Quando in un bosco ne percepisci la bellezza e diventi tutt'uno con il bosco, allora, intuitivamente, sei in armonia e in pace con le Dee e con gli Dei. Essi sono parte della nostra vera natura, la nostra Natura Profonda, e quando siamo separati dalla nostra vera natura, viviamo nella paura. Percepire questa normalità vuol dire dare un senso reale al vivere che è insito in tutte le cose.

Intraprendere la Via Romana al Divino significa iniziare un percorso di risveglio: praticando l'attenzione e la consapevolezza continua ci incamminiamo lungo una strada sapendo che ciò che conta è il cammino per sè più che la destinazione.

When you, entering a forest, perceive the beauty of the forest and you feel to be in a complete harmony with it, then, intuitively, you are in peace with the Deities. They are an essential part of our real nature, our Deep Nature, and when we are separated by our real nature we live in the fear. Perceiving such normality means giving a real sense to our lives.

Undertaking the Roman Via to the Deities implies a path to awakening: with the practice of continuing consciousness and awareness we undertake our walking knowing that taking the path is more important than the destination itself

mercoledì 15 novembre 2017

Eating Meat

I have to say that I'm not a vegetarian or vegan. I rarely eat meat, but I eat it. I eat meat not very often basically because I do not particularly like it.

In addition, living in Italy, I have the opportunity to eat a very varied menu of vegetables, many different kind of cheese, cereals, legumes, pasta, etc... It is not necessary to eat meat because there are really so many good alternatives. I think also that, reducing the meat consumption, I'm living definitively in a healthy way.

But, I repeat, I eat meat.

I have to say that, with regards to food in general and meat in particular, I have been influenced also by the approach our Roman Ancestors had in the past about these issues. According to Roman Traditional Spirituality eating meat had to pass through a rite: usually that of sacrifice or hunting. In short, eating meat was not a mechanical act, as it is today for many people in modern (supposed) advanced society. 

It is quite evident that nowadays we cannot eat meat after performing a sacrifice: it is not practically possibile. Many of us are also not so used to attend (not to say "make") the killing of an animal. When I was a boy (many years ago...) living in the countryside, the slaughter of an animal was a rather common event: if one wants to eat meat, he had to kill an animal. I still remember those experiences with a strange feeling of discomfort. 

Now we can easily eat meat just going for example to a supermarket where pieces of animals are presented in a way in which nobody can recognize the identity of the animal as a (ex) living being.
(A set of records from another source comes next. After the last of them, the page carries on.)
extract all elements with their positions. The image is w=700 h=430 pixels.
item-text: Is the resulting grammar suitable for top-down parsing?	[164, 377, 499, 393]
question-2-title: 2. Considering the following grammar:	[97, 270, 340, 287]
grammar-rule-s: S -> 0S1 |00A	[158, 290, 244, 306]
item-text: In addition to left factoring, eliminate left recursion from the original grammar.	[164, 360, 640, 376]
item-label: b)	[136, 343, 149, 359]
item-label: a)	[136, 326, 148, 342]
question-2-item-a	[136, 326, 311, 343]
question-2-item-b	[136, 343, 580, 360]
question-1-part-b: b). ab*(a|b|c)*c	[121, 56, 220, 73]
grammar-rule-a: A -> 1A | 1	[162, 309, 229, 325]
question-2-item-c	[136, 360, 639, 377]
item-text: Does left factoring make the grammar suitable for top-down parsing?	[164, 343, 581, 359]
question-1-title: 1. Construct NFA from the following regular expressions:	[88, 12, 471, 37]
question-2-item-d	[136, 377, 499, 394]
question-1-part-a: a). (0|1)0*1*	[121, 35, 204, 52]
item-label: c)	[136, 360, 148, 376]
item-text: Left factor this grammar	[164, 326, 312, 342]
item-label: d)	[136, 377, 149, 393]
One can eat kilos of meat being completely unaware about what really existed "before".

I repeat: we cannot do sacrifices or particular rites for eating meat. But we can re-gain awareness of the sacrality of food in general and of meat in particular as gifts. When eating meat it should be important not to forget that we are receiving the gift of the life of an animal.  

One can eat meat without exaggerating, always on the base of on the criteria of simplicity and frugality. The Traditional Roman Spirituality is placed in an intermediate position between being exclusively vegetarian (such as the Pythagoreans) or totally carnivores (as was the case for some groups linked to Dionysus-Bacchus who also ate raw meat).

It is also necessary to remove the image of the Romans habits when eating with their degenerate and corrupted inclination to extravagant and exaggerated foods, as for example described in the Petronius' Satyricon. This is rather the image of the lifestyle of the freedmen (as clearly emerge even in the Satyricon itself): they had no traditional spiritual knowledge.

The traditional approach to food, including meat consumption, has always been inspired by simplicity and frugality. I am still basing myself on these principles: I inspire my everyday life to these principles even with regards to food. I consider these small acts as a positive contribution to really and correctly Colere Deos / Deas .

By the way, it might be interesting to read " De esu carnium ", " Bruta animalia ratione uti " and " De sollertia animalium " (works easily available in the bookshops) by Plutarch. In them I have found many reflections not only on eating meat, but also on the respect should be paid to these "traveling companions".